Я родом не из детства – из войны,
Прости меня, в том нет моей вины…
Ольга Берггольц
(1910–1975)
Февральский дневник
(Отрывок)
Сестра моя, товарищ, друг и брат,
ведь это мы, крещённые блокадой!
Нас вместе называют – Ленинград,
и шар земной гордится Ленинградом.
Двойною жизнью мы сейчас живём:
в кольце и стуже, в голоде, в печали,
мы дышим завтрашним,
счастливым, щедрым днём,–
мы сами этот день завоевали.
И ночь ли будет, утро или вечер,
но в этот день мы встанем и пойдём
воительнице-армии навстречу
в освобождённом городе своём.
Мы выйдем без цветов,
в помятых касках,
в тяжёлых ватниках, в промёрзших
полумасках,
как равные, приветствуя войска.
И, крылья мечевидные расправив,
над нами встанет бронзовая Слава,
держа венок в обугленных руках.
Январь-февраль 1942
Вероника Тушнова
(1911–1965),
участник Великой Отечественной войны
Птица
Бои ушли. Завесой плотной
плывут туманы вслед врагам,
и снега чистые полотна
расстелены по берегам.
И слышно: птица птицу кличет,
тревожа утреннюю стынь.
И бесприютен голос птичий
среди обугленных пустынь.
Он бьётся, жалобный и тонкий,
о синеву речного льда,
как будто мать зовёт ребёнка,
потерянного навсегда.
Кружит он в скованном просторе,
звеня немыслимой тоской,
как будто человечье горе
осталось плакать над рекой.
Галина Беднова
(1926–1997),
участник Великой Отечественной войны.
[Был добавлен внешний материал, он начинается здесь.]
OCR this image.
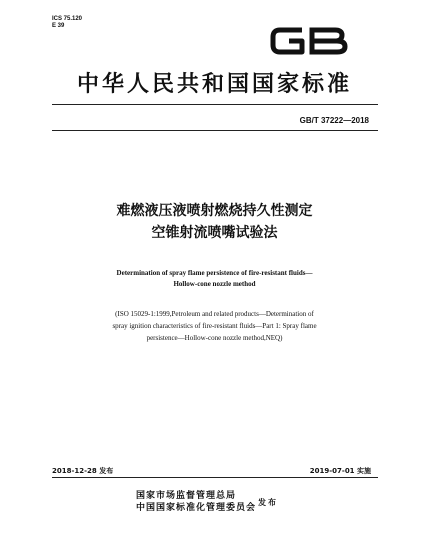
ICS 75.120
E 39
中华人民共和国国家标准
GB/T 37222—2018
难燃液压液喷射燃烧持久性测定
空锥射流喷嘴试验法
Determination of spray flame persistence of fire-resistant fluids—
Hollow-cone nozzle method
(ISO 15029-1:1999,Petroleum and related products—Determination of
spray ignition characteristics of fire-resistant fluids—Part 1: Spray flame
persistence—Hollow-cone nozzle method,NEQ)
2018-12-28 发布	2019-07-01 实施
国家市场监督管理总局
中国国家标准化管理委员会
发布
Участник обороны Ленинграда
Околоземные орбиты
Околоземные орбиты
Так далеки, так далеки,
Как две атаки, что отбиты
У взбаламученной реки.
У той реки, где переправа
Разбита больше чем на треть.
И слева недруги, и справа,
И впереди и сзади смерть.
Конечно, чудом можно выжить,
Не выждать, а идти в штыки,
И гимнастёрку, плача, выжать
У взбаламученной реки.
* * *
Отстучал метроном, объявили тревогу.
За суровым стихом отправляюсь в дорогу.
По замёрзшей Неве прохожу под обстрелом.
Город мой в синеве, в инее белом.
И обстрел больше суток, и бомбят среди дня.
Я сама санинструктор, не бинтуйте меня.